3)  Can a vendor of non-free software that depends on LGPL libraries
require users to use particular compiled versions of those libraries?

"Distribution" under the (L)GPL appears to be intended to refer to the
act of offering a contract, not just the transfer of bits.  Thus, at
first blush, I would expect "distribute ... under terms of your
choice" in LGPL Section 6 to refer to the entire agreement between
"licensor" and "licensee" regarding the "work that uses the Library". 
But suppose that the contract between the software vendor and the user
includes a support clause, and the support clause does not permit
modification of the LGPL work without loss of some of the economic
benefits of the contract.

If the limitations on distribution terms in Section 6 cover the entire
agreement, then the Section 6 "exception" (from the requirement to
offer source as per the GPL) should not apply, and that the
distributor must either offer source for the non-free software or
refrain from distributing the LGPL material.  There are complications
that occur when the user has received the non-free software from a
different party than the LGPL libraries; let us presume that a court
would consider the supplier of the LGPL material to acting as the
software vendor's agent.

However, the (L)GPL fails to assert, and even disclaims, that the
scope of the offered contract must be the entire agreement between the
distributor and
recipient regarding the Program (or, for the LGPL, the "work
containing portions of the Library").  The provision that "[y]ou may
not impose any further restrictions on the recipients' exercise of the
rights granted herein" fails to ban "contractual covenants" and other
forms of separate agreement.  (The distinction between "limitations of
scope" and "contractual covenants" seems to be a question of fact, not
law; see Sun v.

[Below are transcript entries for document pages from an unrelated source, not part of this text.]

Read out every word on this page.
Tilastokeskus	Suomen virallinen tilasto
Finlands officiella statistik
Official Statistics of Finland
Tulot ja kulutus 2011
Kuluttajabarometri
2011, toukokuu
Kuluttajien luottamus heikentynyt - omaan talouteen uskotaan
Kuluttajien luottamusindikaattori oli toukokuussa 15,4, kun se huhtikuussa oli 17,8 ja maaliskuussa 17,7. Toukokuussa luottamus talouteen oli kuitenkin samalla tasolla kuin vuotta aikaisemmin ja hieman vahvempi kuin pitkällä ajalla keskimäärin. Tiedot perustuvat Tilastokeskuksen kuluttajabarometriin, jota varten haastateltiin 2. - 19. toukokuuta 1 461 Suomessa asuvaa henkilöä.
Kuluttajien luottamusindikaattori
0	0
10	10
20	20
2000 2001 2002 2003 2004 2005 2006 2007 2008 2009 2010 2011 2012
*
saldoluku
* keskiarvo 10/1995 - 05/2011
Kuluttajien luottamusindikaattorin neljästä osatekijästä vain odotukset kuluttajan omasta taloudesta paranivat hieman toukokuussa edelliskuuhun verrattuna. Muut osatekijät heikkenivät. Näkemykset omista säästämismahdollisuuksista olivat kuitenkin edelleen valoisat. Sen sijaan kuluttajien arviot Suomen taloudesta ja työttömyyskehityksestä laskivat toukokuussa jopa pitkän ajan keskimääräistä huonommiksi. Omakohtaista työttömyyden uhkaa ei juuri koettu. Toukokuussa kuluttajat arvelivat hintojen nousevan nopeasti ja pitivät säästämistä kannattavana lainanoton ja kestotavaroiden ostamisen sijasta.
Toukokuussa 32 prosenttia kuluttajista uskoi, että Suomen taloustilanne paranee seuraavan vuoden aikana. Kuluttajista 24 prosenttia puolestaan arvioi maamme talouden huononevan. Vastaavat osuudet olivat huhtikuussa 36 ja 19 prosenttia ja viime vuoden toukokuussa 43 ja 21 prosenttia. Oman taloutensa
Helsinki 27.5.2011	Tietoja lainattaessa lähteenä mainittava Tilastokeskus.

Microsoft, which may be found at
http://caselaw.lp.findlaw.com/data2/circs/9th/9915046.html .) 
Presumably, an agreement between ISV and customer can be written such
that, say, conditioning the provision of technical support on the
customer's use of "golden binaries" is a contractual covenant even
though it reduces the usefulness of the customer's right to modify.

Does the LGPL provide any recourse?  Should it?

Thanks in advance for any enlightenment.